O feriado de nove de julho sempre pega-nos de surpresa. Ou muito enganamo-nos, ou trata-se de dia de paralisação ora facultativa, ora geral. Acabamos de sair de uma instituição pública de ensino e não recordamos de pausa letiva neste dia. Temos isso bem em mente, pois os alunos evaporavam à mera ameaça de feriado, e não nos lembramos de algo relacionado a este específico dia no correr do curso. A marcha lenta do reinício da vida profissional, o não fornecimento pela prefeitura das panelas de sopa que costumamos retirar todas as quartas-feiras para servi-las em nosso centro espírita, e a decisão de nossa Lily - apesar do frio - de lavar todo o conteúdo do seu guarda-roupa: todas estas variáveis resultaram num inesperado dia de retiro doméstico.

À leitura, portanto. Passamos a manhã vasculhando publicações virtuais especializadas. Uma revista de psicopatologia fornece-nos uma inesperada variedade de textos clássicos, textos que correspondem ao nosso gosto pela cronologia, pelo entendimento de como o pensamento transitou pelo tempo. Esquirol, Kraepelin, Charcot, Janet... Ao mesmo tempo, em duas outras publicações encontramos artigos que correspondem às necessidades atuais, rotineiras, práticas. À hora da nutrição corporal, já estávamos espiritualmente saciados.

Depois de assistirmos a mais recente tentativa de reencarnação televisiva de Sherlock Holmes na série Elementary, fomos atrás de mais leitura. Sócrates afirmou que o melhor tempero é a fome. Alguns contratempos tiraram-nos, nas últimas semanas, a concentração e o tempo necessários à leitura descompromissada, aquela feita sem objetivo prático imediato. O criado-mudo está cheio, mas, conferindo os volumes, consentimo-nos o capricho de perceber que não era bem o que queríamos. Diante do armário de livros, o olhar vagou pelos títulos até demorar-se sobre O africano, de Gustave Le Clézio. "É este".

***

Nascido na França, na cidade de Nice, aos oito anos Le Clézio foi com a mãe e o irmão ao encontro do pai na África. De uma Europa em guerra, passou a morar na Nigéria, onde a rigorosa disciplina do pai recém-conhecido - o africano do título -, não chegou a suprir-lhe um exercício até então desconhecido de liberdade, do contato com a Natureza e com as pessoas. Vivência que lhe permitiu correr descalço pelas planícies e acompanhar as crianças locais em suas brincadeiras.
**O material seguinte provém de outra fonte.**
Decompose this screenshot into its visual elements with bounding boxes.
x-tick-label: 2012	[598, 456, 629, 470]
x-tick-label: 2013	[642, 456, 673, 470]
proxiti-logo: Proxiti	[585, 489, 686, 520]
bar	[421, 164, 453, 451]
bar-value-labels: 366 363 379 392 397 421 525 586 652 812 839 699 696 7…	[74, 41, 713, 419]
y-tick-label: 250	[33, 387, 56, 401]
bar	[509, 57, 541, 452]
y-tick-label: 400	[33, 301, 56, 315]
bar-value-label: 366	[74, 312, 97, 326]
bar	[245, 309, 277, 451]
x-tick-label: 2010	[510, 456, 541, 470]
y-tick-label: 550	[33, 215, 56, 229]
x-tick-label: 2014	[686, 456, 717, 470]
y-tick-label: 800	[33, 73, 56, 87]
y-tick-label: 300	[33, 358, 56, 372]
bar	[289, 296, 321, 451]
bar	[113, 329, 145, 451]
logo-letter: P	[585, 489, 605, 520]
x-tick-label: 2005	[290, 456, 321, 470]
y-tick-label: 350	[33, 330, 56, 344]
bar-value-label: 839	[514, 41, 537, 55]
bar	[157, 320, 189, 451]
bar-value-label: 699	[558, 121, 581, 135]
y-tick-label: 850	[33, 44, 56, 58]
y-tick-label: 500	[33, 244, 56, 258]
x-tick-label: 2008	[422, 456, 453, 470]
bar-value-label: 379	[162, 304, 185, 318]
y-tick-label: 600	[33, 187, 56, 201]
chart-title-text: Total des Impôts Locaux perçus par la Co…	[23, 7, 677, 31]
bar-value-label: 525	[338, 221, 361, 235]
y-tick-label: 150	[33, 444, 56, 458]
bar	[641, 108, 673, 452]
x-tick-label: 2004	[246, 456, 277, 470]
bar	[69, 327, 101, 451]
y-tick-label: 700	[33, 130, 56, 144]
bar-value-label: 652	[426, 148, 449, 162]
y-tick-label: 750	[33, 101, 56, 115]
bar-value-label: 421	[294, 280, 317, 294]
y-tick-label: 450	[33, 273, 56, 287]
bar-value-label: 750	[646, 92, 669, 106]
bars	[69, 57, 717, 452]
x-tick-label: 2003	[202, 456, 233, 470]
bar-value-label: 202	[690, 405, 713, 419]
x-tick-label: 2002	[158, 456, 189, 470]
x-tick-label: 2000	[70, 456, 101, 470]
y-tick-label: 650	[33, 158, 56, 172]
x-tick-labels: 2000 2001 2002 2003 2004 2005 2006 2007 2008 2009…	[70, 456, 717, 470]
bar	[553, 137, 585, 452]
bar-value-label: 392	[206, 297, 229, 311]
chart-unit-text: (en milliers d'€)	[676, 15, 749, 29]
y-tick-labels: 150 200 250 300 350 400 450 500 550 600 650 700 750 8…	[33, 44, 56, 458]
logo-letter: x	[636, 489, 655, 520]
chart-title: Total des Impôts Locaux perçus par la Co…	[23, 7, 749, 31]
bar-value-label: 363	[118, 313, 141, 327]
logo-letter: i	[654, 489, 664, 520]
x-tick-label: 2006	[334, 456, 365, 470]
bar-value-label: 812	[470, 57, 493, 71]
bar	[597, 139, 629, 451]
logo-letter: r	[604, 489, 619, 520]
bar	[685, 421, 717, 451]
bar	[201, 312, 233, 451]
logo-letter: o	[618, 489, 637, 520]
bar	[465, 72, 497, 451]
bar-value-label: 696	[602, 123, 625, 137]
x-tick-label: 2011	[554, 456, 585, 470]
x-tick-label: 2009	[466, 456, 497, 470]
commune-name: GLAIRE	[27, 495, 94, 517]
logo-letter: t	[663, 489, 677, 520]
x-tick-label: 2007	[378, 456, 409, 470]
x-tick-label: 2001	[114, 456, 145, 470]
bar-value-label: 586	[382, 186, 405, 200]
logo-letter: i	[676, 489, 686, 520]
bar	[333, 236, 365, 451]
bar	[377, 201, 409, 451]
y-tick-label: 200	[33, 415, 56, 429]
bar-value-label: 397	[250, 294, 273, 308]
Começamos a leitura em torno das 14h e às 19h30 já havíamos encerrado, com direito a intervalo para namoro pelo telefone, cuidado com as cachorras e nosso próprio banho. Texto agradável, fluente, semeador de imagens. Pessoalmente, estimulou-nos reflexões, paralelos e revisão da trajetória. Perdoe-nos leitor, mas ninguém fecha ileso um bom livro.

Curioso perceber que a escrita desacelera com o início do autodistanciamento, quando o "eu" e suas relações objetivam-se. Mesmo em Montaigne, um de nossos principais modelos, percebemos os volteios antes do encontro consigo. Estratégia política - Se o chefe de uma praça sitiada deve sair para conversar -, canibais, nomes, cavalos e as numerosas citações que lhe são características. Olhar direto para Medusa petrifica, então recorre-se a alguns subterfúgios simbolizados pelo espelho.

É que o livro envolveu-nos durante mais um período de conflito familiar. Mais uma briga feia e mais alguns dias sem um olhar para o outro. Cada um postado orgulhosamente em seu torreão, tendo a mãe como mediadora da vez. Mais um tempo e a convivência regular restabelece-se e os papéis invertem-se. Nunca passa disto, contudo: convivência regular.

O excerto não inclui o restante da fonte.